Exhibition
Alice Browne | Found
24 Jan 2019 – 23 Feb 2019
Event times
Wed – Sat, 12 – 6pm
Cost of entry
Free
Address
- 107 Essex Road
- Canonbury
- London
- N1 2SL
- United Kingdom
Travel Information
- 38, 56, 73, 341, 476 (and on neary Upper Street 4, 19, 30, 43)
- Angel, Highbury & Islington
- Essex Road
Alice Browne’s first solo-show at Tintype Found, presents recent paintings, works on paper, and objects. This new body of work explores our relationship to earth, discovery and ownership.
About
Browne is interested in the complexity of responses to the space beneath our feet. She has made a series of paintings resulting from experiences and thoughts regarding the desire of humans to understand, measure and share the wealth of the earth. The work in Found is inspired by visits to entrance-fee paying caves in France and Majorca, the slate quarries of North Wales, and the writing of Georges Bataille.
With a nod to Tintype’s former life as a shop and in reference to the gift shops that spring up when caves are commercialised, Browne is making a series of plaster cast, hand-painted toes that serve as tea light holders to be displayed in the gallery window.
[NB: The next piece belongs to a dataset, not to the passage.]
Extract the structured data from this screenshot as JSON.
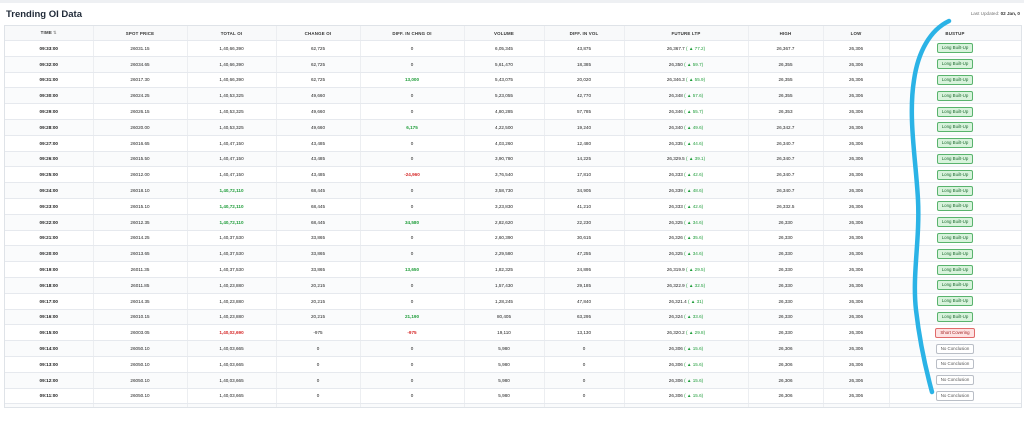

The toe - revered by Bataille as the misshapen, overlooked point of human connection to the earth and admired by Browne in the ‘giant’ feet of Rodin’s Burghers - takes on a symbolic significance.
Alice Browne’s paintings and works on paper occupy multiple planes and visual languages with colour always leading or even dictating form, “colours themselves create their own spaces within the painting”. Layering, playing with space, flatness and perspective are consistent preoccupations, but in these new works there is a strong feeling of weight and balance – a sense of being taken into a physical space; wedge shapes, triangles, hints of stairs, ladders, measuring tape, hands, cogs and wheels – hover and beckon.
ALICE BROWNE lives and works in London. She studied at Wimbledon College of Art and the Royal College of Art.